Sunday, October 4, 2020

Borders: Tickets, Please

Tickets, Please, draws it inspiration from the train journey that connects Colchester and Ipswich. The train ticket allows us to cross over the border. It is elevated above what it is, a piece of card and it becomes something that give your access to a service. In a similar way, with this piece I am also elevating a piece of card to something else, a piece of work that exists in the art world.

The work draws on the train ticket as a symbol and hints at the original with the use of replicating the size, shape and lines of an original. I wanted the work to be recognisable but not to be a copy a when working with reproductions something from original is always lost (Benjamin, 2015) and so I wanted to avoid this by taking inspiration and elements, rather than the train ticket as a whole. 

The medium has been chosen to add a DIY quality and uniqueness to the objects, something that their inspiration lacks. As train tickets are mass produced and computer generated. This addas a human element to the aura of the artwork and is fitting to my art practice.

The work itself is sculptural – not 2D. It is intended to exist laying on a surface, preferably the floor – where it seems from experience most train tickets end up (or at least it seems that way!). There are parallels here too to the train station floor and the gallery floor, they are both spaces that are overlooked in everyday life, which is another reoccurring theme in my practice, the Duchampian unchoice territories (O’Doherty, 1986).

There is an intended simplicity here which helps give the audience immediate access to the work (Stiles and Selz, 2012). Just by putting something on the floor, draws attention to it, make it similar to the everyday encounter of the original train ticket and that experience of looking down at it (Virilio, 2010) and helps to replicate a moment from real life. It allows me to try and emulate that immediacy and experience of being in the moment and spotting something (Hayward, 2004).

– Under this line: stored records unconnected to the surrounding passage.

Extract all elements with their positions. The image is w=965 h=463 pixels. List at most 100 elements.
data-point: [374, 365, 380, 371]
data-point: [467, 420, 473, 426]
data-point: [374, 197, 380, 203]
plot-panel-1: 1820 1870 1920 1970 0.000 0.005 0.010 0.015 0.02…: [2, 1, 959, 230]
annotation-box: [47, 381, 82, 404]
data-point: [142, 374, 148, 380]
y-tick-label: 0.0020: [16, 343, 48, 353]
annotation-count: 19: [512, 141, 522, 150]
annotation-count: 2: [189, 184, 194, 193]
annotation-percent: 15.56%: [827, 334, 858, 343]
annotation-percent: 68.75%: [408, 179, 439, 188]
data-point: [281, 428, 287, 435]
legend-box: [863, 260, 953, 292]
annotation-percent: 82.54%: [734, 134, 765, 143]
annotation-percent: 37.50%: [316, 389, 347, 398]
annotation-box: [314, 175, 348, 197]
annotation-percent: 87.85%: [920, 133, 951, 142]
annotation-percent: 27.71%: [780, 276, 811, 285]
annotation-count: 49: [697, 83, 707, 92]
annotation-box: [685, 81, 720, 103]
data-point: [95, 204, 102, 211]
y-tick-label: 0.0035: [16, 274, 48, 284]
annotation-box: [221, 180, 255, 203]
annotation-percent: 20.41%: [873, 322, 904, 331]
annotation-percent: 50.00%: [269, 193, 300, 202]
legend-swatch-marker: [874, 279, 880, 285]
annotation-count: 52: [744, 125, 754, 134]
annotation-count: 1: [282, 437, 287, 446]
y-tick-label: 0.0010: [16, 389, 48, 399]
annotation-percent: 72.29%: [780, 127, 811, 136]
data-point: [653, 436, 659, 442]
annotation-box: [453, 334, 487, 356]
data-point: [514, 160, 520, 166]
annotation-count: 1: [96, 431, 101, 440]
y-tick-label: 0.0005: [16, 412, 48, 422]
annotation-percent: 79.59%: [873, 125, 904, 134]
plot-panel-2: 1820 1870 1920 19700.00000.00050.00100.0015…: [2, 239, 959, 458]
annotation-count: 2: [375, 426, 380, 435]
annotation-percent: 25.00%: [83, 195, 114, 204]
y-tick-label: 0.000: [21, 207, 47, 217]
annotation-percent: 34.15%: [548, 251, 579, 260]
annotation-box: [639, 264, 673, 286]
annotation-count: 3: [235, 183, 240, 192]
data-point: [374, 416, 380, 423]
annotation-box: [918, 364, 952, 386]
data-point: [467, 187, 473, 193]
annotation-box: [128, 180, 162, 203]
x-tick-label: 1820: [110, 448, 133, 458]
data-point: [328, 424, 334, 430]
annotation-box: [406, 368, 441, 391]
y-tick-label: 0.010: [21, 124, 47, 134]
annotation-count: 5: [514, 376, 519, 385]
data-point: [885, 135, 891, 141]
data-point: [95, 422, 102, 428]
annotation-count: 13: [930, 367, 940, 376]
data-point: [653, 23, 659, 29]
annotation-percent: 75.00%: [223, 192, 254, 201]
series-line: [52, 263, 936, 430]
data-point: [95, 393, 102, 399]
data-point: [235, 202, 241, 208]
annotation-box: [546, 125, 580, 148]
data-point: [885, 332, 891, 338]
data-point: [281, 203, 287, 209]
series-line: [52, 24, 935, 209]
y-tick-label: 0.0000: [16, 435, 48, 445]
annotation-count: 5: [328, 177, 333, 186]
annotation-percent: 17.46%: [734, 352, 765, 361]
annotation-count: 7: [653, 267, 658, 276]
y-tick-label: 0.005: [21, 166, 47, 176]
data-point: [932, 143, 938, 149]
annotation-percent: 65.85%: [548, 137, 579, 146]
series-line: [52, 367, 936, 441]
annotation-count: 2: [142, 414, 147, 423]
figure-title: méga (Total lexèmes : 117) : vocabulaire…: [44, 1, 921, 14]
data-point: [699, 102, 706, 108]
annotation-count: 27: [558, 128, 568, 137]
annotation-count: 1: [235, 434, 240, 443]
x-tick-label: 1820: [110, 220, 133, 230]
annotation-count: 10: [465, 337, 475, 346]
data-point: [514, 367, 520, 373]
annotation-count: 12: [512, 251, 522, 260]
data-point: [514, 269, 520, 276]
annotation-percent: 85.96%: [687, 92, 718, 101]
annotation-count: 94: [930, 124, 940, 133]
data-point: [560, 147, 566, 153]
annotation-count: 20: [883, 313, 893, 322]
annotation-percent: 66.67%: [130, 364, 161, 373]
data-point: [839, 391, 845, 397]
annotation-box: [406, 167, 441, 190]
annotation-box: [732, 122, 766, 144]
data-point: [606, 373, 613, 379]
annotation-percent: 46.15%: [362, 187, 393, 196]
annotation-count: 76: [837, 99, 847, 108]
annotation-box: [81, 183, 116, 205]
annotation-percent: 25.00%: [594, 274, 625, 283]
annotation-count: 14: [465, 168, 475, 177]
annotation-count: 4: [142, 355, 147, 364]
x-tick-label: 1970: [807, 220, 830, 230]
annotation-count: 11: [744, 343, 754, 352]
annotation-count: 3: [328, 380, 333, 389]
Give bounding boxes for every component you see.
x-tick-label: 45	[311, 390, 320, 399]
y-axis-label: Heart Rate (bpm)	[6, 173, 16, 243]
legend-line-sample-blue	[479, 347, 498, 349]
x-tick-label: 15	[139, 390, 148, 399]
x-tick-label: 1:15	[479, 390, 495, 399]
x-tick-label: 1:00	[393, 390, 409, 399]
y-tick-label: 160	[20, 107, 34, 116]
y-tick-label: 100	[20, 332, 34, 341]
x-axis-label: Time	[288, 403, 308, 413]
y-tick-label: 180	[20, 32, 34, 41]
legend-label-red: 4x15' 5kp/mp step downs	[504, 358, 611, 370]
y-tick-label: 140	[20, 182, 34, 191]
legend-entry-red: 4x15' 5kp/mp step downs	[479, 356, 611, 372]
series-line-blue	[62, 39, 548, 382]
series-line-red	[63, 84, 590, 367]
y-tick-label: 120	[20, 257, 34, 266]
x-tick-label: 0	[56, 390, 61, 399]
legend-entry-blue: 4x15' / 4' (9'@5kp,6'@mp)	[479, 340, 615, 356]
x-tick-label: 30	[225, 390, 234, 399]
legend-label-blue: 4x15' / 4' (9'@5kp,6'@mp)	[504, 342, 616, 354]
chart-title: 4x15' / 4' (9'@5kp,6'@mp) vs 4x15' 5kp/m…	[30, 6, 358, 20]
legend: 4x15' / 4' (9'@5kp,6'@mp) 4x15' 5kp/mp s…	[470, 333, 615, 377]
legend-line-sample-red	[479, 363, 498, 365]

The text on the tickets is taken from the letter coding used for each location within the context of the railways system.

It uses, as all of my art does, our shared language (Wittgenstein, 2007) and social facts (Burke and Crowley) – in this case social facts specific to train stations (COL instead of Colchester / IPS instead of Ipswich). All language aims at communicating something (Delacroix, 1924 in Ullmann, 1962) and

my use of linguistics within the artwork (both of the text and the title) sets out to communicate notions around train stations, to engage the mind of the viewer and take them to that train station context (Saussure, 2013, p19).


A picture of an art installation
Tickets, Please at Firstsite

The work itself has changed since its inception, in meaning and in placement. I used to travel by train between Colchester and Ipswich three times a week for work – the pandemic ended that, and now I do not even work there and never returned before I left due to home working. This now represents a moment from my past, whereas when it was created it was my present. The work too changed once in situ at Firstsite, with photos showing slight movement in placement, something you come to expect with floor-based works.


References

 

Benjamin, W. (2015) Illuminations. London: Penguin.

Burke, L. and Crowley, T. (2000) The Routledge language and cultural theory reader. London: Routledge. (The Politics of Language).

Hayward, K. (2004) City Limits: Crime, Consumer Culture and the Urban Experience. Routledge-Cavendish.

O’Doherty, B. (1986) Inside the White Cube. University of California Press.

Saussure, F. (2013) Course in General Linguistics. Duckworth; New edition.

Stiles, K. and Selz, P. (2012) Theories and Documents of Contemporary Art: A Sourcebook of Artists. University of California Press

Ullmann, S. (1962) Semantics: An introduction to the science of meaning. Oxford: Blackwell.

Virilio, P. (2010) Art as Far as The Eye Can See. London: Bloomsbury.

Wittgenstein, L. (2007) Lectures and Conversations on Aesthetics, Psychology and Religious Belief. ed. Cyril Barrett. Berkeley and Los Angeles: University of California Press.